[lbo-talk] class and classical music

c b cb31450 at gmail.com
Tue Sep 1 12:22:05 PDT 2009


Matthias Wasser

-------------------------------------------------------------------------------- If I had to come up with a just-so story about the origins of music, it would probably be something like this: because it leaves few words that can be substituted in other than the original ones, putting statements in meter and rhyme makes them easier to remember. So proto-humans subject Important Statements That Should Be Remembered to poetic discipline. This means that meter, rhyme, a regular tonal rhythm begin to function as a signal of the importance of statements, making it adaptive to recognize these things. Peacock's tail-type mechanisms take everything from there. This is about as scientific as any other explanation of its type, I suppose.

^^^^^^^ CB: I'm in substantial agreement with the idea that music , language and , in fact all culture, have a major "mnemonic device" component in them. Culture carries intergenerational "memories", from "time in memorium" (smile).

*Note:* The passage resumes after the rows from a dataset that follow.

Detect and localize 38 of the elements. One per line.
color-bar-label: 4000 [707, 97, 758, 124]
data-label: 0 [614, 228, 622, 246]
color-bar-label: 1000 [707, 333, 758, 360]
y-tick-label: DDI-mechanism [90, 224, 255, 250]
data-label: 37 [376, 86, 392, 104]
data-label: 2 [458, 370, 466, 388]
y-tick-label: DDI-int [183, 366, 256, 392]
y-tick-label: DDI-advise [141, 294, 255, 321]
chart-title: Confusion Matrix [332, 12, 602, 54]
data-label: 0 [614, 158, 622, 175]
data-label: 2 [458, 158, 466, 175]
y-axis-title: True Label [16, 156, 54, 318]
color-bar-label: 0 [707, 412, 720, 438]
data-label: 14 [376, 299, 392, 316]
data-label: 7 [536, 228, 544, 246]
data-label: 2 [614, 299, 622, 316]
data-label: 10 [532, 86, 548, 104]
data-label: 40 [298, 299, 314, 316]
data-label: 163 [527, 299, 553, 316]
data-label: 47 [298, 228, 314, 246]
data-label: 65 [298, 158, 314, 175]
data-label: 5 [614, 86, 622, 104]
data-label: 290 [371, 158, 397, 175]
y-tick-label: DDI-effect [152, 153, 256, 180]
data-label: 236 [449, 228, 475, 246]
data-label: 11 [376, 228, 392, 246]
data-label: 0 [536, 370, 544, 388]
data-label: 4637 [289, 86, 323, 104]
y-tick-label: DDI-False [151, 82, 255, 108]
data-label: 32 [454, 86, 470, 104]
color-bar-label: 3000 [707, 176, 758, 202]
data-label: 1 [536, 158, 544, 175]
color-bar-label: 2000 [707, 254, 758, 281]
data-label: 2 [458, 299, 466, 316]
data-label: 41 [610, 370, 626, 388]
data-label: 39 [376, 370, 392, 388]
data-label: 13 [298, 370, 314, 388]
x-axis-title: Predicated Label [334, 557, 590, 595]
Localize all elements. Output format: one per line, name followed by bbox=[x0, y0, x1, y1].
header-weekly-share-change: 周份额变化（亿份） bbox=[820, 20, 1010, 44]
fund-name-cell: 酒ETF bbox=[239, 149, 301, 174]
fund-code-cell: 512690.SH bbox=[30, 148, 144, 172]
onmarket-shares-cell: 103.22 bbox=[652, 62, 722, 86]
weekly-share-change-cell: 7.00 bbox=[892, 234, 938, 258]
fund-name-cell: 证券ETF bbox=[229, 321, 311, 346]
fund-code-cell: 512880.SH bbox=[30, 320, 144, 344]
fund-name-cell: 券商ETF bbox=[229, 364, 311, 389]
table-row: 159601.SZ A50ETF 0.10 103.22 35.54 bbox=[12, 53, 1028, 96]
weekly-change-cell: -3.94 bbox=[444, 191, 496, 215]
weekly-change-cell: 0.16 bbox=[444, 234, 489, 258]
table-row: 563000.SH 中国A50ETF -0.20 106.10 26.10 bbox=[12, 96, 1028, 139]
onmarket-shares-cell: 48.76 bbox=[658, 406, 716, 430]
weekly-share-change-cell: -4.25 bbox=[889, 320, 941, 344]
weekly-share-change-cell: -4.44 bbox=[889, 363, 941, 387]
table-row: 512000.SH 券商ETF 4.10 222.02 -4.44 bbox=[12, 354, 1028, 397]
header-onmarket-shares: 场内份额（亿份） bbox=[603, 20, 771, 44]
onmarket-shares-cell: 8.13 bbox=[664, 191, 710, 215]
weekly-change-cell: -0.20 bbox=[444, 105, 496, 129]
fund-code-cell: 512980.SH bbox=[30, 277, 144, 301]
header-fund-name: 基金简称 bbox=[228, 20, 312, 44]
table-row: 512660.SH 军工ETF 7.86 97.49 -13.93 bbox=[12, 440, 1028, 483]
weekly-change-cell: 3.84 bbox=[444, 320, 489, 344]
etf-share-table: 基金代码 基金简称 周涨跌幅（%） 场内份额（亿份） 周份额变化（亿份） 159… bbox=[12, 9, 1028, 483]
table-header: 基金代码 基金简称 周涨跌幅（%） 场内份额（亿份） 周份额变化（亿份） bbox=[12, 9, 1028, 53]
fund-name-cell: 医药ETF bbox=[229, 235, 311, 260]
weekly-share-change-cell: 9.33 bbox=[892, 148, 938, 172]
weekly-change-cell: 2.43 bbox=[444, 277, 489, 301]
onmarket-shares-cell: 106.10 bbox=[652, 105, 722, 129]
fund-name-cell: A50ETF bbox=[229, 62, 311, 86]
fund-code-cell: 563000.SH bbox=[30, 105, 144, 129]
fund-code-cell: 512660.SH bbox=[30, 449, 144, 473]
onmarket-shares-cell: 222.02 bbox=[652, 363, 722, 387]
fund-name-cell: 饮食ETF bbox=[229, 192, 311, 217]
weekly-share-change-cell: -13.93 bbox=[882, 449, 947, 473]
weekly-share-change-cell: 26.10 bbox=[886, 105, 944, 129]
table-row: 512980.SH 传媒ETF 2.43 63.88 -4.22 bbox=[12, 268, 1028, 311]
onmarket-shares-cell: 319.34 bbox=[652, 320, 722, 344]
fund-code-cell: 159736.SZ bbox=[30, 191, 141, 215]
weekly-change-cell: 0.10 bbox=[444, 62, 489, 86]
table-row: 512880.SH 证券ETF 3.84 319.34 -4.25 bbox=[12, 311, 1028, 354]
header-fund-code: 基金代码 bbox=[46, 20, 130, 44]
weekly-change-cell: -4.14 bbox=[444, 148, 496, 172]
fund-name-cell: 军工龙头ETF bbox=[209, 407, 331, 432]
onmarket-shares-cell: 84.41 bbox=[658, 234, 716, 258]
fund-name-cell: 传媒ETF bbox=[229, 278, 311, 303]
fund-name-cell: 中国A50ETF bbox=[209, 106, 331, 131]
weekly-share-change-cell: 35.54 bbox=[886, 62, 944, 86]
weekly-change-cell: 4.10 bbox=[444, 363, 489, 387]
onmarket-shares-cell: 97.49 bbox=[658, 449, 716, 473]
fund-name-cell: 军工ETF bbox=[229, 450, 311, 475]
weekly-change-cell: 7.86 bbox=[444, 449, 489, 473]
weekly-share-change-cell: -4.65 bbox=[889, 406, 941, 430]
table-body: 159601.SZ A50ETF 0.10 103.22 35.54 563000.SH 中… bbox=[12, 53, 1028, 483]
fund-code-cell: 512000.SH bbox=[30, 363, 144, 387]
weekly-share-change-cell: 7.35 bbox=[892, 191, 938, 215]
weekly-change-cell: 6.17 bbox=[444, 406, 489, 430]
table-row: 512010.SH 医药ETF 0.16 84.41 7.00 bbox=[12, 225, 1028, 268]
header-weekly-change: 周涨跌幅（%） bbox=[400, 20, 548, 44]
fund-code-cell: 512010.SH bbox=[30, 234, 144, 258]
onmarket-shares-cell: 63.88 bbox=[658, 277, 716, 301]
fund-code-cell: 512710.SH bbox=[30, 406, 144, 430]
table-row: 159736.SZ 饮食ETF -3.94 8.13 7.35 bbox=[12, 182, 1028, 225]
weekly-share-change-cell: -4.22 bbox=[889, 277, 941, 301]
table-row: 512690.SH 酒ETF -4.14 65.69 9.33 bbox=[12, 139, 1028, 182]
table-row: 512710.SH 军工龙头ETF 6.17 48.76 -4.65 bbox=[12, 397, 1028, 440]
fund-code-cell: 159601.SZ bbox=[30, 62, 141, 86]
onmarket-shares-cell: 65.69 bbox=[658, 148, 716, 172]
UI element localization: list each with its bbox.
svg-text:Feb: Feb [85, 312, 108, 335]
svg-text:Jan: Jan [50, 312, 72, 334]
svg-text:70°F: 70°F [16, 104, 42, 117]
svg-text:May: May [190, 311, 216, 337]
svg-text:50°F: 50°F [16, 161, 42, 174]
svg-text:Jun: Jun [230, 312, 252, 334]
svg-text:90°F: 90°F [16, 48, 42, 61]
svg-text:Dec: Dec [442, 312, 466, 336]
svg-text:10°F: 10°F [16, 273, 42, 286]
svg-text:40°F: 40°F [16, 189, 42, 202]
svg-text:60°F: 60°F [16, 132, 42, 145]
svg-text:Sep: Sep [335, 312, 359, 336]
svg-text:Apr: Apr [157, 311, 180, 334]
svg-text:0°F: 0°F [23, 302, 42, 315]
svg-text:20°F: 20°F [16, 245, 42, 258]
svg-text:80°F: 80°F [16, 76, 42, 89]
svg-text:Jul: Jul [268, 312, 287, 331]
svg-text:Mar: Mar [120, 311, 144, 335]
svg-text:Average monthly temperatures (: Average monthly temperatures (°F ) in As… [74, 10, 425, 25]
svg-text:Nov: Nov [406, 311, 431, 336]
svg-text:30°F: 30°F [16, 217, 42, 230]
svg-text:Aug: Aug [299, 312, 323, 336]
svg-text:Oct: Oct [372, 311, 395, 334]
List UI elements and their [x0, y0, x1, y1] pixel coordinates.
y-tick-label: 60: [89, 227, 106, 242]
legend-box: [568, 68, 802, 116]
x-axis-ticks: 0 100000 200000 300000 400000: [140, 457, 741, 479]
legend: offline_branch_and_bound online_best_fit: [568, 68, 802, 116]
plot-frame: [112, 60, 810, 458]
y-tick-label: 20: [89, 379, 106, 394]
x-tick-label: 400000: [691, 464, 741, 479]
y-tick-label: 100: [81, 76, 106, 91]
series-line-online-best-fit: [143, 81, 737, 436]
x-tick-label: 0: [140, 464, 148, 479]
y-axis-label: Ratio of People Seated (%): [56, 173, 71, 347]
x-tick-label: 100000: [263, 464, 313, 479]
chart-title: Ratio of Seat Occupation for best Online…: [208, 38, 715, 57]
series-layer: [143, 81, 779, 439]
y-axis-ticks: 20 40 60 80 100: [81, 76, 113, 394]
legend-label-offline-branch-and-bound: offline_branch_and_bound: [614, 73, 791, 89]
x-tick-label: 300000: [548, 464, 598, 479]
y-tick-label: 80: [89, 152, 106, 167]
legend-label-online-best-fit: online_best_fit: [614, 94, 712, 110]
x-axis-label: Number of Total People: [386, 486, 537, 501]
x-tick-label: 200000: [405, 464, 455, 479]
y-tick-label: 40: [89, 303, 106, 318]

See Levi-Strauss' _Mythologique_. He makes a fundamental comparison between music and American indigenous myths

http://en.wikipedia.org/wiki/Claude_L%C3%A9vi-Strauss

Now a worldwide celebrity, Lévi-Strauss spent the second half of the 1960s working on his master project, a four-volume study called Mythologiques. In it, he took a single myth from the tip of South America and followed all of its variations from group to group up through Central America and eventually into the Arctic circle, thus tracing the myth's spread from one end of the American continent to the other. He accomplished this in a typically structuralist way, examining the underlying structure of relationships between the elements of the story rather than by focusing on the content of the story itself. While Pensée Sauvage was a statement of Lévi-Strauss's big-picture theory, Mythologiques was an extended, four-volume example of analysis. Richly detailed and extremely long, it is less widely read than the much shorter and more accessible Pensée Sauvage despite its position as Lévi-Strauss's masterwork.